Ieri l’altro, in sordina, il FAI e alcune persone che ancora conservano memoria hanno ricordato a Tricarico  l’anniversario della morte del sindaco e poeta tricaricese Rocco Scotellaro scomparso nel 1953 a soli 30 anni.

Con lui è finito un mondo. Sono scomparsi lentamente i suoi contadini risucchiati dall’emigrazione e dalla modernità senz’anima che li ha cancellati da quella storia nella quale s’illudevano di essere entrati “con le scarpe e i vestiti” che avevano.  Inutili i tentativi di contrastare la deriva di degrado dei centri interni che fanno registrare costantemente spopolamento e desertificazione.

Restano muti, come sopravvivenze archeologiche, i segni di alcune speranze e gli sforzi che pure sono stati tentati per contrastare un destino che sembra piuttosto una maledizione. La Cantina Sociale non ha mai raccolto le uve e prodotto il vino, il mega Salumificio resta chiuso e in abbandono in un angolo desolato.

Più grave il costante depauperamento dell’Ospedale Civile ormai ridotto a poco più di un cronicario. Neanche l’intervento di una struttura privata, che meritoriamente ne ha sostenuto e rinviato la miserevole fine, riesce a limitarne il progressivo smantellamento. E dire che si tratta della sola struttura sanitaria voluta e costruita con le risorse popolari e frutto di un autentico impegno di partecipazione popolare innescato da Scotellaro e sostenuto dal suo avversario storico Vescovo Delle Nocche in un momento di acuto scontro ideologico. Ma come si sa erano tempi in cui le ragioni del bene comune prevalevano sui piccoli e meschini interessi di parte.

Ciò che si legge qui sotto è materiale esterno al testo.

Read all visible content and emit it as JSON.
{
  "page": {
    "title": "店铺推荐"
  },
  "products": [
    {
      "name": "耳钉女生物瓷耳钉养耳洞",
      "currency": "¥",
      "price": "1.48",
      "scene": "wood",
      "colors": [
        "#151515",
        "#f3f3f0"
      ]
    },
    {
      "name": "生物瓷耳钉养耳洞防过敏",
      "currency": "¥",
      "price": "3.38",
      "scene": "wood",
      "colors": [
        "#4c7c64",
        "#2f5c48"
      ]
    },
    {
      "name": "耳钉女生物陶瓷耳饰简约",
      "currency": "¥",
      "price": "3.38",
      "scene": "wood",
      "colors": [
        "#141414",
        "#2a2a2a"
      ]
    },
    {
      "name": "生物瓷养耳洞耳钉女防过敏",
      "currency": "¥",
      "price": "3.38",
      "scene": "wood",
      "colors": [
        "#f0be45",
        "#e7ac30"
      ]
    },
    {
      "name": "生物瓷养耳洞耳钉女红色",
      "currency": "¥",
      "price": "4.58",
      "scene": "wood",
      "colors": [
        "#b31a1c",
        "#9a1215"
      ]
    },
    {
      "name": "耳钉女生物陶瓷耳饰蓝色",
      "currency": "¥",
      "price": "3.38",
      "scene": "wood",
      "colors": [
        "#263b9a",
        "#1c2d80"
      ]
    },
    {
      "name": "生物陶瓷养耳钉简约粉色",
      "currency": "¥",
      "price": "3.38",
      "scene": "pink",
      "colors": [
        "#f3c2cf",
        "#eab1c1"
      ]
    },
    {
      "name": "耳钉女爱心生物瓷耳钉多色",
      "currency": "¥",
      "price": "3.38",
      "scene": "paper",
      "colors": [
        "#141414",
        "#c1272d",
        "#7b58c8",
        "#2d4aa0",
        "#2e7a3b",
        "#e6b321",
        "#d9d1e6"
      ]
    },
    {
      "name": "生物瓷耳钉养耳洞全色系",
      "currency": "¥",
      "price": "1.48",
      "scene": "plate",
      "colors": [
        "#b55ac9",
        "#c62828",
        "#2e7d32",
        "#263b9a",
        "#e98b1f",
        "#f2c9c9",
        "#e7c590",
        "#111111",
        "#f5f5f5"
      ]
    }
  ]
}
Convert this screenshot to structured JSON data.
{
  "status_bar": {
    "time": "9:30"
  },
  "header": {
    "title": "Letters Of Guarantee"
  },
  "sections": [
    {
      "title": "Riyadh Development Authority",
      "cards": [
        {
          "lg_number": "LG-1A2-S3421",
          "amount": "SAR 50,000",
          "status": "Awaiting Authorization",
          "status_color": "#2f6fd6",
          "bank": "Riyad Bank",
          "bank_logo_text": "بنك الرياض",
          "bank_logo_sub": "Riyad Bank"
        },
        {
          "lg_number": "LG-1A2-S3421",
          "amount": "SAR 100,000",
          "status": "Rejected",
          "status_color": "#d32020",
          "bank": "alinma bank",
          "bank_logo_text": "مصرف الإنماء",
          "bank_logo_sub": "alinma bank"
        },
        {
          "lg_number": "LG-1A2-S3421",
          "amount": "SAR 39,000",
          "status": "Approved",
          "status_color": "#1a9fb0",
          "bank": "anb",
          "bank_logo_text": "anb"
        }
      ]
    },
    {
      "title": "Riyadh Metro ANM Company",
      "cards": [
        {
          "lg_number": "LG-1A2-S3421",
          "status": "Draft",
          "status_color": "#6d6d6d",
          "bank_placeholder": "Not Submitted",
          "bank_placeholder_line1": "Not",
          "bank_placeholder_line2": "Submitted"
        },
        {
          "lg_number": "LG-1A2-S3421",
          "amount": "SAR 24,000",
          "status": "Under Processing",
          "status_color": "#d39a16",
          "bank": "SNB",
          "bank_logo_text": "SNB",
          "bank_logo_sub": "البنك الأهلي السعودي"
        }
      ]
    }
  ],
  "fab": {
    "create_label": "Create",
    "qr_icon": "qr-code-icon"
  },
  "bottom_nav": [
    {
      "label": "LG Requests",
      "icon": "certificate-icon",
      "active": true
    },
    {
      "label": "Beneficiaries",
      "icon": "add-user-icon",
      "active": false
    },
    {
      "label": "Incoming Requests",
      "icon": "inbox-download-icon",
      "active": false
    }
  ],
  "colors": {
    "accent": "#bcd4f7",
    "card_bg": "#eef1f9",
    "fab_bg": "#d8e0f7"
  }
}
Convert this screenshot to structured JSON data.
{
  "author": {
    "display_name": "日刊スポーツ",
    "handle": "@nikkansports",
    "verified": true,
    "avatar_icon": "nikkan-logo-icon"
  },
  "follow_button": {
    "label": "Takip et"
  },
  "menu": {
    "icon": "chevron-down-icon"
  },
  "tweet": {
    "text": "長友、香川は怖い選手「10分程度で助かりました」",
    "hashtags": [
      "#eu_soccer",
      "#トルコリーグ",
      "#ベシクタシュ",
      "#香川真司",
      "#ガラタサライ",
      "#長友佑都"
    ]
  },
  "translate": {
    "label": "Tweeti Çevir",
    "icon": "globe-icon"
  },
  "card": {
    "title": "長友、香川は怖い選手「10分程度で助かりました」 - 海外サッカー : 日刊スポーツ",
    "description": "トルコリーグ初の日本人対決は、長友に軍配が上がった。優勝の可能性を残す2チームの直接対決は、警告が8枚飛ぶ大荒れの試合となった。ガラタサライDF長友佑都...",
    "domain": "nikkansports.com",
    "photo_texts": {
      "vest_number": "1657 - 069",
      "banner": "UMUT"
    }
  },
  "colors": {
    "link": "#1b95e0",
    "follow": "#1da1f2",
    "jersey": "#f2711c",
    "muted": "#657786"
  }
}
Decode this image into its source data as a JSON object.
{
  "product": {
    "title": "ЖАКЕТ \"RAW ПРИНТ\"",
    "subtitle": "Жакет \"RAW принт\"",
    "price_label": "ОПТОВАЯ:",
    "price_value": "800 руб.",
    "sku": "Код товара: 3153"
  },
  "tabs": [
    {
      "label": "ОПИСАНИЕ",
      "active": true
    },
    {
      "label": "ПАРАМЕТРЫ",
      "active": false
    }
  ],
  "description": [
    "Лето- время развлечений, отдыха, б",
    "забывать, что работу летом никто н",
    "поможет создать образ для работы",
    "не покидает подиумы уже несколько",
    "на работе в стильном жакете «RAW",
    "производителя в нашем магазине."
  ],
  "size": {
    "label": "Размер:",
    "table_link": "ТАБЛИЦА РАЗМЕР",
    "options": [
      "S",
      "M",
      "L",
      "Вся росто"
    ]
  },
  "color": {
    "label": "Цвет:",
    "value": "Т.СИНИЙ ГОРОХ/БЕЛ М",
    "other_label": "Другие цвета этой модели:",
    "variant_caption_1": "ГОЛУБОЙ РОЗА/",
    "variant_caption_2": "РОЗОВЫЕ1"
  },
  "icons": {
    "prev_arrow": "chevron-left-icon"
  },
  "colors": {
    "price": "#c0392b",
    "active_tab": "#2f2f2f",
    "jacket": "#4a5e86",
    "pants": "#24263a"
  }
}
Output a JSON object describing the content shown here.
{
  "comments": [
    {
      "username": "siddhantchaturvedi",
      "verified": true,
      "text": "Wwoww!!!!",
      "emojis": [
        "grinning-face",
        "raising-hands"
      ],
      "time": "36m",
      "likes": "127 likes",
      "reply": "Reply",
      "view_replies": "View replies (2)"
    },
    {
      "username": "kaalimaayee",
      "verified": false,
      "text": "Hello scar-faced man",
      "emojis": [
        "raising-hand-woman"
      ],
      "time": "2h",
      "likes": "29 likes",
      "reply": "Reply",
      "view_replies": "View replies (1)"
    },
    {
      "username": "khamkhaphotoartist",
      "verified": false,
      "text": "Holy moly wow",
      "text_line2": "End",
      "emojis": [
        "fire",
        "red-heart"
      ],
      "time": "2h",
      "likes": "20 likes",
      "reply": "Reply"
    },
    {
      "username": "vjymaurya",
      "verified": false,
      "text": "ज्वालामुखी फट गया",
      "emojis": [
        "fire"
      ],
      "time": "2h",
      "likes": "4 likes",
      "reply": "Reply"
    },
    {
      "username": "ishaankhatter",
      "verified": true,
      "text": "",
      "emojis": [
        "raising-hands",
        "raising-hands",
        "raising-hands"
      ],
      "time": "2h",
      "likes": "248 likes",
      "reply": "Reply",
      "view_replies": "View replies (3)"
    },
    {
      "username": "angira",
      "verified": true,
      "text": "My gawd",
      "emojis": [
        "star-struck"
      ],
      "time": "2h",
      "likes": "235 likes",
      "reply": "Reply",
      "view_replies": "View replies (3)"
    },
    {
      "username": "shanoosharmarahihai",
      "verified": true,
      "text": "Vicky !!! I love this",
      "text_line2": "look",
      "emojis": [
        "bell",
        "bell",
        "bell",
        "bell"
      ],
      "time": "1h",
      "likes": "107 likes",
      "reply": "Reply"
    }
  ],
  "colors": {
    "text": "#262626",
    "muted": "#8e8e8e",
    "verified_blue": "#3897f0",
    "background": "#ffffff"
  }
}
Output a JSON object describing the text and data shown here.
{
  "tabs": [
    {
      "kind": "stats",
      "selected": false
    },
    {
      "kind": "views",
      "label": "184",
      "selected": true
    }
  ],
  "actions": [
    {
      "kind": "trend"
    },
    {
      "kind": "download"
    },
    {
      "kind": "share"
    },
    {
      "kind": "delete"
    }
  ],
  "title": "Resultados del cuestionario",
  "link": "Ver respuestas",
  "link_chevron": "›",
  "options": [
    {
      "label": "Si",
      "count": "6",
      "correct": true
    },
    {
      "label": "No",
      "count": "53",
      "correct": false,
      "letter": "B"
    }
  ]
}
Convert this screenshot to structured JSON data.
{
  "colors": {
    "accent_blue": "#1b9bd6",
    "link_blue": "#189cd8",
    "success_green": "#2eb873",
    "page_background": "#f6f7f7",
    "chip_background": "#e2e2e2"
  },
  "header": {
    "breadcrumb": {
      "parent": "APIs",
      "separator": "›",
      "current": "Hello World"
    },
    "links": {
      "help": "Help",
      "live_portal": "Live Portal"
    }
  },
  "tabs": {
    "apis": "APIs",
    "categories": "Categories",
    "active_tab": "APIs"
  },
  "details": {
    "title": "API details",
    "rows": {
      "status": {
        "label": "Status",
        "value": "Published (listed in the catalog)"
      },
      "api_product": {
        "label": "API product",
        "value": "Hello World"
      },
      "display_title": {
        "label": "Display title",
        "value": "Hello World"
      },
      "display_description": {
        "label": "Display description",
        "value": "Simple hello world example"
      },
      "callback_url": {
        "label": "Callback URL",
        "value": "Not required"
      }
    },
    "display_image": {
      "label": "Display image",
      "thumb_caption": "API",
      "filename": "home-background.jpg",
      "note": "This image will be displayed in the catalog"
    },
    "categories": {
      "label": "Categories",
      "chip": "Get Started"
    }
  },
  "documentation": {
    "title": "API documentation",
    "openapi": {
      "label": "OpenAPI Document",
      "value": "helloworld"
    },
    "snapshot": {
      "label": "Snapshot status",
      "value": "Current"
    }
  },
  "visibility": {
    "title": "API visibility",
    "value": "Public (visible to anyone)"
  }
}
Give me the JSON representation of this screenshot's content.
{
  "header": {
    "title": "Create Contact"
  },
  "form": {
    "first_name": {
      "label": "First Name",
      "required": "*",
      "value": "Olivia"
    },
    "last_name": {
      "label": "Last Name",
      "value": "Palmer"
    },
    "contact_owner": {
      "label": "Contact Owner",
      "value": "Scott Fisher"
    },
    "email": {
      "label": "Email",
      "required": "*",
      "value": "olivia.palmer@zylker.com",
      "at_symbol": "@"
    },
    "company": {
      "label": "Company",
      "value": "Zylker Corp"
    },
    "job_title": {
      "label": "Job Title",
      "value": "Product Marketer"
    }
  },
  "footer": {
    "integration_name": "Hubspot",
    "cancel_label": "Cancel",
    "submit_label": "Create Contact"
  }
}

Ora si possono capire e persino giustamente condividere, in momenti di crisi economica, le ragioni delle ristrutturazioni, le necessità di impegnare le risorse finanziarie in modo razionale ed oculato senza disperderle in mille inutili rivoli. Ma quello che non torna è lo sfascio del sistema, in spregio del faticosamente costruito, sulla base di una risistemazione non programmata – sono lontani i tempi della programmazione sanitaria regionale realizzata negli anni settanta col fondamentale contributo del Professor Rocco Mazzarone – e soprattutto condizionata da pesi ed interessi esclusivamente elettorali. Sono logiche che non tengono neppure più in conto le peculiarità geografiche.

Non si vogliono e non si possono qui  negare deficienze interne, colpevoli deresponsabilizzazioni, lassismi e deficienze. Magari anche ammiccamenti di responsabili amministrativi e qualche contrattazione sottobanco ad utile di parte. Tuttavia la catena delle sottrazioni e gli interessati silenzi rinsaldano il sospetto di un disegno più solido e lungimirante.

Nel corso degli ultimi tempi il paese ha dovuto registrare la dismissione di ben tre strutture regionali: L’Ufficio Agricolo di Zona, il Centro di Servizi Culturali e il Centro di Formazione Professionale. A ciò si aggiunga la chiusura del Liceo Pedagogico che aveva cercato di sopravvivere al precedente Istituto e Scuola Magistrale, retto dalla confraternita delle Suore Discepole di Gesù Eucaristico, che aveva avuto il merito di preparare uno stuolo di maestre che avevano provveduto all’educazione dei bimbi  in tutte le scuole del circondario. Inutile sottolineare che in questo modo si era venuto incontro concretamente all’istruzione ed all’elevazione culturale di tante giovani donne lucane.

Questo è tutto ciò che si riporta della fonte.